If the comparison of two documents definitely meets the specified criteria for duplicates, a new document based on the two duplicate documents is created in the FINAL database, and the old entries are tagged as archived but remain in the FINAL database.

If the comparison of two documents meets the specified criteria for possible matches (not definite matches), a notification document is created in the FINAL database. The notification contains information about the two documents.

Otherwise, no changes are made.

Custom Depends on custom code. Runs the custom code specified in the step definition. The custom code can further process, enhance, or validate your data. A custom step can also replace the default processing included in MarkLogic Data Hub. For example, if your data is too complex to be handled by the default mapping step, you can use a custom step to harmonize your data. Depends on custom code.
Note: The STAGING database and the FINAL database are the default storage for ingested data and harmonized data, respectively; however, you can use any database.

Choosing Steps for Your Flow

You can create as many flows as you need with various combinations of steps.

However, each predefined type of step (ingestion, mapping, and mastering) has its own set of prerequisites, which is typically the output of another step. For example,
  • Before you can configure and run a mapping step, you must have some enveloped data in a database (the result of an ingestion step).
  • Before running the mastering step, you must have some mapped data in a database (the result of a mapping step), and all data to be compared must be mapped to the same entity model.

Essentially, an ingestion step must be executed before a mapping step, which must be executed before a mastering step. However, these steps are not required to be in the same flow.

A flow can contain any combination of steps (ingestion, mapping, mastering, and custom). For example, you can create one flow for ingestion only and another flow that contains both the mapping and mastering steps.

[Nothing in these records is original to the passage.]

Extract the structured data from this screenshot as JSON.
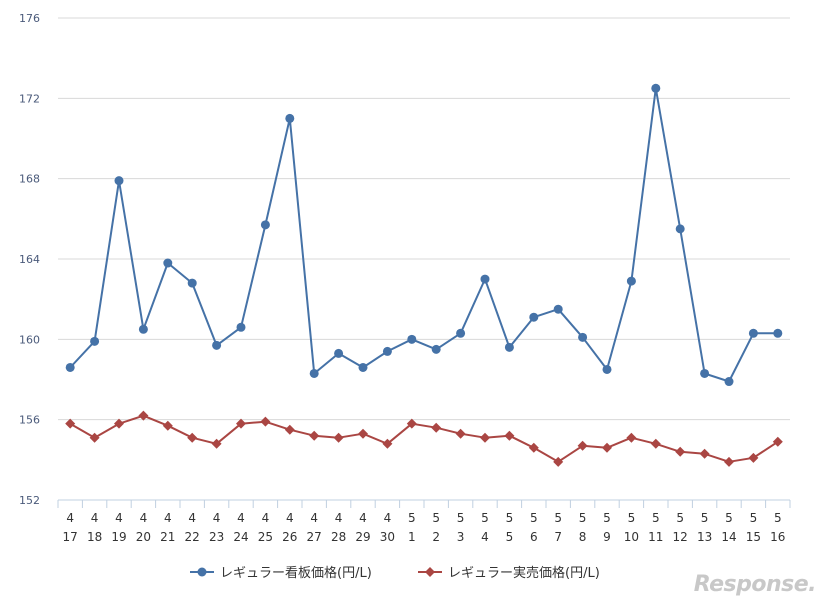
{
  "chart_data": {
    "type": "line",
    "categories_month": [
      "4",
      "4",
      "4",
      "4",
      "4",
      "4",
      "4",
      "4",
      "4",
      "4",
      "4",
      "4",
      "4",
      "4",
      "5",
      "5",
      "5",
      "5",
      "5",
      "5",
      "5",
      "5",
      "5",
      "5",
      "5",
      "5",
      "5",
      "5",
      "5",
      "5"
    ],
    "categories_day": [
      "17",
      "18",
      "19",
      "20",
      "21",
      "22",
      "23",
      "24",
      "25",
      "26",
      "27",
      "28",
      "29",
      "30",
      "1",
      "2",
      "3",
      "4",
      "5",
      "6",
      "7",
      "8",
      "9",
      "10",
      "11",
      "12",
      "13",
      "14",
      "15",
      "16"
    ],
    "series": [
      {
        "name": "レギュラー看板価格(円/L)",
        "color": "#4572a7",
        "marker": "circle",
        "values": [
          158.6,
          159.9,
          167.9,
          160.5,
          163.8,
          162.8,
          159.7,
          160.6,
          165.7,
          171.0,
          158.3,
          159.3,
          158.6,
          159.4,
          160.0,
          159.5,
          160.3,
          163.0,
          159.6,
          161.1,
          161.5,
          160.1,
          158.5,
          162.9,
          172.5,
          165.5,
          158.3,
          157.9,
          160.3,
          160.3
        ]
      },
      {
        "name": "レギュラー実売価格(円/L)",
        "color": "#aa4643",
        "marker": "diamond",
        "values": [
          155.8,
          155.1,
          155.8,
          156.2,
          155.7,
          155.1,
          154.8,
          155.8,
          155.9,
          155.5,
          155.2,
          155.1,
          155.3,
          154.8,
          155.8,
          155.6,
          155.3,
          155.1,
          155.2,
          154.6,
          153.9,
          154.7,
          154.6,
          155.1,
          154.8,
          154.4,
          154.3,
          153.9,
          154.1,
          154.9
        ]
      }
    ],
    "ylim": [
      152,
      176
    ],
    "yticks": [
      "152",
      "156",
      "160",
      "164",
      "168",
      "172",
      "176"
    ],
    "grid": "horizontal",
    "legend_position": "bottom-center"
  },
  "watermark": "Response."
}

Tip: Create a separate flow for ingesting each data source. For example,
  • Flow A might handle ingesting HR data from a New York subsidiary and then mapping that ingested data to an entity model.
  • Flow B might handle similar operations for HR data from a San Francisco subsidiary.
  • Ingestion
    • If you need to load your data into the STAGING database, add an ingestion step.
    • If your data is already wrapped in envelopes and stored in the STAGING database, skip.
  • Mapping
    • If your source's fields do NOT correspond one-to-one with your entity model's properties, add a custom step with a link to a custom module that handles the mapping between your source and your entity model.
    • If your source's fields need additional processing, such as calculations, add a custom step with a link to a custom module that performs the calculations.
    • If you are mapping XML documents, add a custom step with a link to a custom module that handles XML documents.
    • If you are mapping non-flat JSON documents (i.e., some properties are nested), add a custom step with a link to a custom module that handles complex JSON documents.
    • If your source requires more complex transformation than a simple typecast, add a custom step with a link to a custom module that performs the transformation.
    • If your data has already been mapped against your entity model and stored in the FINAL database, skip.
    • Otherwise, add a mapping step.
  • Mastering
    • If you want to keep duplicates in your data, skip.
    • If you would like to use MarkLogic's Smart Mastering technology to identify duplicate documents and merge the duplicates, add a mastering step.
    • Otherwise, add a custom step with a link to a custom module that identifies duplicate documents and handles them as you wish.
Note: If a custom step is not intended to replace a predefined step, you can insert it anywhere in the flow. For example, if you want your custom module to further enhance your ingested data before mapping, you can insert the custom module between the ingestion step and the mapping step.